37. Генерал Ваттер. Я был членом комиссии по помилованию участников боев, последовавших за Капповским путчем; комиссия была составлена правительством из парламентариев. Официальное наименование звучало, кажется, несколько иначе. Среди прочего был рассмотрен случай одного обвиняемого в убийстве солдата рейхсвера при переправе через реку. Дело слушалось в рейнском или вестфальском суде присяжных. Обвиняемый застрелил солдата рейхсвера во время переправы через реку. Он сознался в совершении этого, но требовал прекращения процесса, поскольку он, по его словам, вообще был у восставших только агентом Ваттера и перед тем, как к ним присоединиться, имел длинный разговор в Веймаре с Ваттером, получил подробные инструкции о том, как следует себя вести, при этом ему было совершенно недвусмысленно заявлено, что он не должен останавливаться, если ему, при известных обстоятельствах, понадобится застрелить солдата, это вполне вписывается в его роль. Он и действовал, руководствуясь этими указаниями. Было решено подробнее расследовать этот пункт и выслушать самого Ваттера. Этот случай никогда более не рассматривался в комиссии по помилованию.
38. Во время "кровавого 1 мая" - майского праздника в Берлине в конце 20-х годов - дело дошло до стрельбы и кровопролития или как будто даже до боев на одной из боковых улиц рядом с Мюллерштрассе или Шоссештрассе (названия улицы я не припоминаю - но как только передо мной будет план Берлина, я вспомню - это была относительно [большая] улица. Как было установлено, беспорядки начались предположительно с того, что была открыта стрельба из автомобиля, мчавшегося по улице. Мой подзащитный был обвинен в том, что участвовал в стрельбе как снайпер на крыше. Он решительно отрицал, что стрелял он сам и что вообще с крыш кто-то стрелял. Свидетели со стороны полиции поначалу свидетельствовали в пользу этого. При подробном допросе выяснилось, что они сидели в укрытии и слышали звуки выстрелов, видели дымок, поднимающийся с крыш, и попадания пуль поблизости от себя. Допрос полицейских офицеров открыл следующую окончательную картину.
Два полицейских подразделения были размещены на улице: одно - в верхней ее части, другое - в нижней.

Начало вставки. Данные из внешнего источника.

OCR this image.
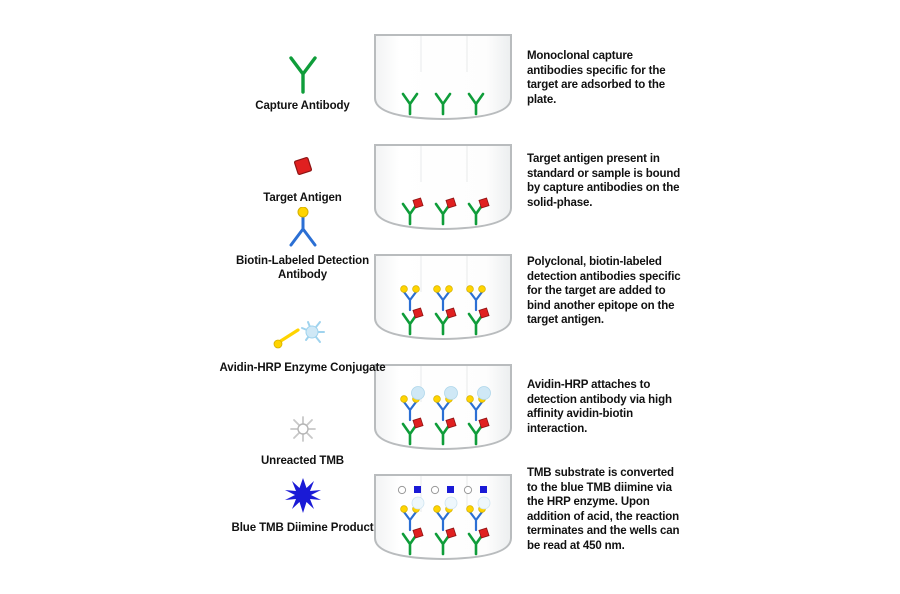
Capture Antibody
Target Antigen
Biotin-Labeled Detection Antibody
Avidin-HRP Enzyme Conjugate
Unreacted TMB
Blue TMB Diimine Product
Monoclonal capture antibodies specific for the target are adsorbed to the plate.
Target antigen present in standard or sample is bound by capture antibodies on the solid-phase.
Polyclonal, biotin-labeled detection antibodies specific for the target are added to bind another epitope on the target antigen.
Avidin-HRP attaches to detection antibody via high affinity avidin-biotin interaction.
TMB substrate is converted to the blue TMB diimine via the HRP enzyme. Upon addition of acid, the reaction terminates and the wells can be read at 450 nm.
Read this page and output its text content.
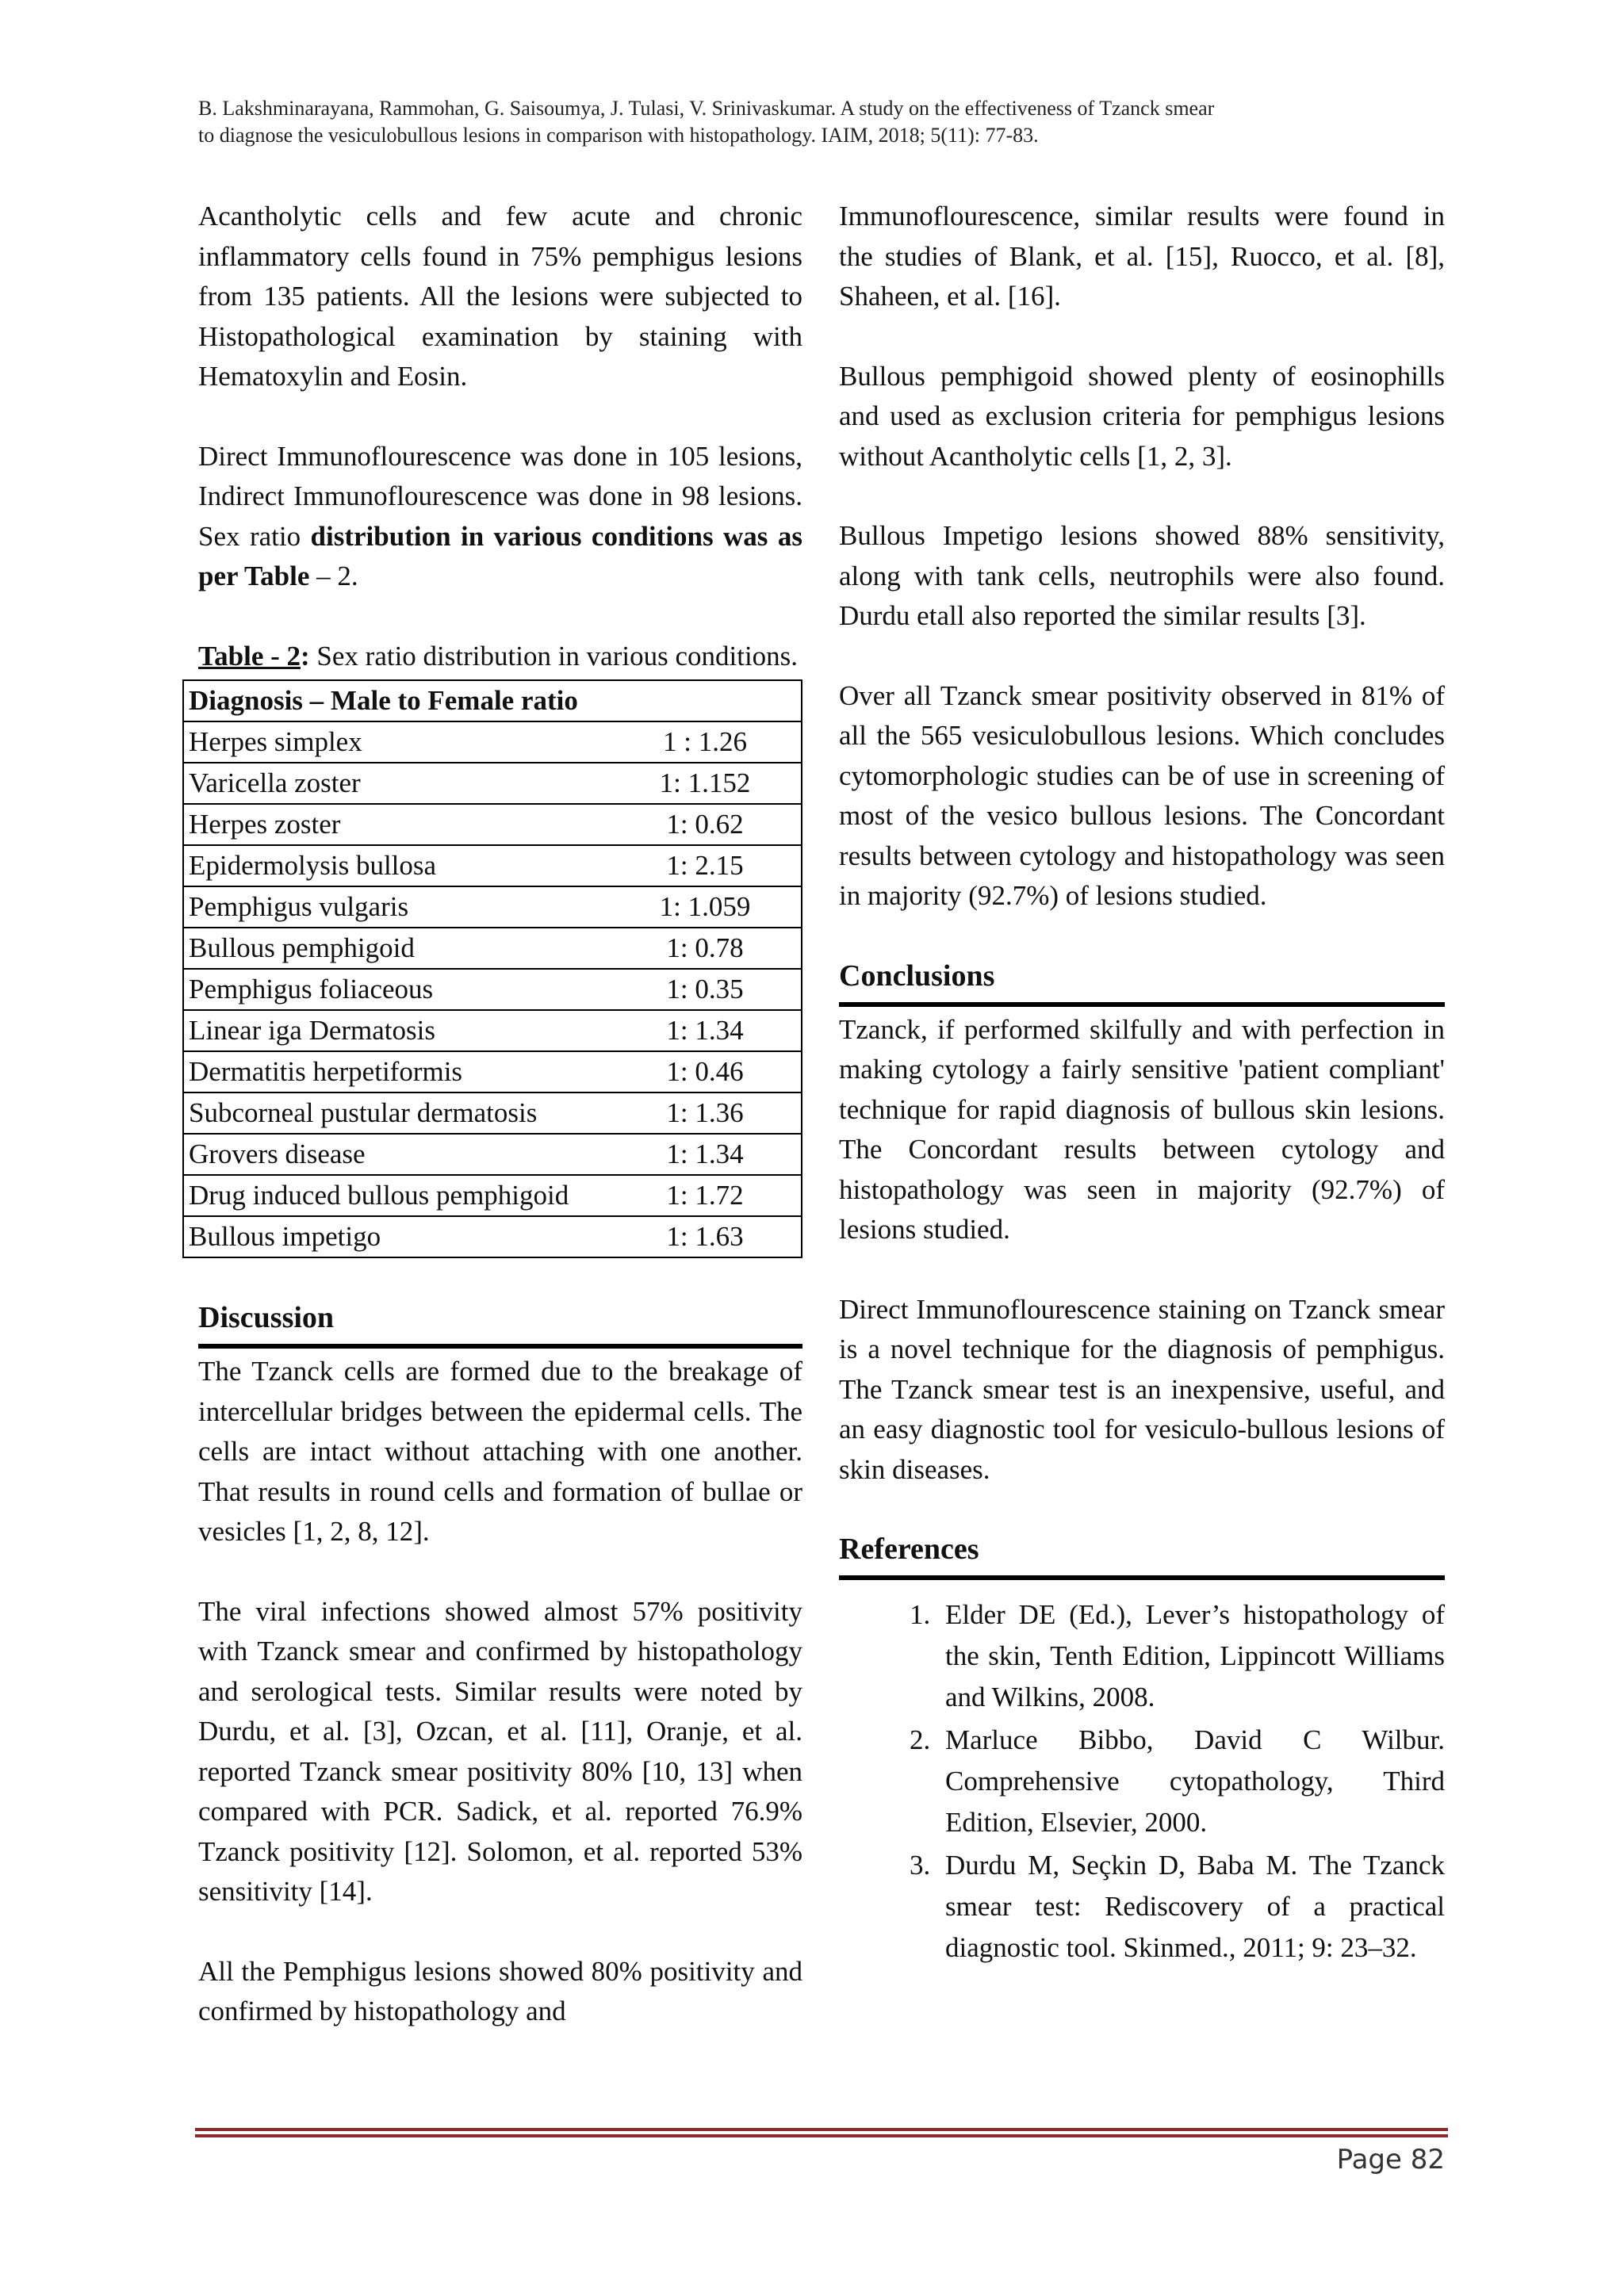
B. Lakshminarayana, Rammohan, G. Saisoumya, J. Tulasi, V. Srinivaskumar. A study on the effectiveness of Tzanck smear
to diagnose the vesiculobullous lesions in comparison with histopathology. IAIM, 2018; 5(11): 77-83.

Acantholytic cells and few acute and chronic inflammatory cells found in 75% pemphigus lesions from 135 patients. All the lesions were subjected to Histopathological examination by staining with Hematoxylin and Eosin.

Direct Immunoflourescence was done in 105 lesions, Indirect Immunoflourescence was done in 98 lesions. Sex ratio distribution in various conditions was as per Table – 2.

Table - 2: Sex ratio distribution in various conditions.

Diagnosis – Male to Female ratio	
Herpes simplex	1 : 1.26
Varicella zoster	1: 1.152
Herpes zoster	1: 0.62
Epidermolysis bullosa	1: 2.15
Pemphigus vulgaris	1: 1.059
Bullous pemphigoid	1: 0.78
Pemphigus foliaceous	1: 0.35
Linear iga Dermatosis	1: 1.34
Dermatitis herpetiformis	1: 0.46
Subcorneal pustular dermatosis	1: 1.36
Grovers disease	1: 1.34
Drug induced bullous pemphigoid	1: 1.72
Bullous impetigo	1: 1.63
Discussion

The Tzanck cells are formed due to the breakage of intercellular bridges between the epidermal cells. The cells are intact without attaching with one another. That results in round cells and formation of bullae or vesicles [1, 2, 8, 12].

The viral infections showed almost 57% positivity with Tzanck smear and confirmed by histopathology and serological tests. Similar results were noted by Durdu, et al. [3], Ozcan, et al. [11], Oranje, et al. reported Tzanck smear positivity 80% [10, 13] when compared with PCR. Sadick, et al. reported 76.9% Tzanck positivity [12]. Solomon, et al. reported 53% sensitivity [14].

All the Pemphigus lesions showed 80% positivity and confirmed by histopathology and

Immunoflourescence, similar results were found in the studies of Blank, et al. [15], Ruocco, et al. [8], Shaheen, et al. [16].

Bullous pemphigoid showed plenty of eosinophills and used as exclusion criteria for pemphigus lesions without Acantholytic cells [1, 2, 3].

Bullous Impetigo lesions showed 88% sensitivity, along with tank cells, neutrophils were also found. Durdu etall also reported the similar results [3].

Over all Tzanck smear positivity observed in 81% of all the 565 vesiculobullous lesions. Which concludes cytomorphologic studies can be of use in screening of most of the vesico bullous lesions. The Concordant results between cytology and histopathology was seen in majority (92.7%) of lesions studied.

Conclusions

Tzanck, if performed skilfully and with perfection in making cytology a fairly sensitive 'patient compliant' technique for rapid diagnosis of bullous skin lesions. The Concordant results between cytology and histopathology was seen in majority (92.7%) of lesions studied.

Direct Immunoflourescence staining on Tzanck smear is a novel technique for the diagnosis of pemphigus. The Tzanck smear test is an inexpensive, useful, and an easy diagnostic tool for vesiculo-bullous lesions of skin diseases.

References
1. Elder DE (Ed.), Lever’s histopathology of the skin, Tenth Edition, Lippincott Williams and Wilkins, 2008.
2. Marluce Bibbo, David C Wilbur. Comprehensive cytopathology, Third Edition, Elsevier, 2000.
3. Durdu M, Seçkin D, Baba M. The Tzanck smear test: Rediscovery of a practical diagnostic tool. Skinmed., 2011; 9: 23–32.
Page 82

В верхней части улица делала поворот. То одно, то другое подразделение стреляло из-за укрытий по каким-то снайперам на крышах. В результате пули, срикошетившие от стен домов, долетали до другого подразделения, а те принимали их за выстрелы с крыш. Так что снайперами были сами полицейские, а о настоящих стрелках с крыш не было и речи. Естественно, был вынесен оправдательный приговор.
39. По моему твердому, на веских причинах основанному убеждению, не все было в порядке с опубликованными в свое время как факсимиле в "Vorwarts", а потом и в книге так называемых "учебных документов", материалами из отчета о процессе Ледебура. Или листок просто подкинули моему брату (поскольку там уже была подпись Шольца) - в те смутные времена это было легко осуществимо, или его умышленно подменили, или как-то иначе ввели в заблуждение. Нельзя было совсем исключить и мысль о подделке подписи. Уже исходный документ оставляет впечатление, что его пустили в ход с намерением впоследствии использовать. Легко предположить, что это была неумелая режиссура (или неудача?). Странно, что на документе, после того как он был перефотографирован, не оказалось никаких складок или следов помятостей которые вообще-то видны на фотокопиях - хотя он, конечно же, не мог храниться в открытом развернутом виде. Ни по дороге в военное министерство, ни позже во время всевозможных перемещений его не хранили в отдельной папке с документами и не носили просто в руках или в особой сумке.
Как Шольц относился к этому вопросу я, к сожалению, не знаю. Вероятнее всего, уже исходный документ был создан не без предательства (см. об этом последнее письмо моего брата).
40. Занятия [редакций] газет - и особенно "Vorwarts" - не раз происходили уже в декабре 1918 года. Это случалось [часто] вопреки воле руководства Союза Спартака и в особенности Розы Люксембург и моего брата. И тем не менее они заботились о том, чтобы здания как можно скорее были освобождены. Даже в первый день нового, 1919, года, который мы, как обычно, проводили у моего брата, когда пришло сообщение, что снова занято помещение "Vorwarts", мой брат от праздничного стола поспешил в редакцию, чтобы обеспечить освобождение помещения.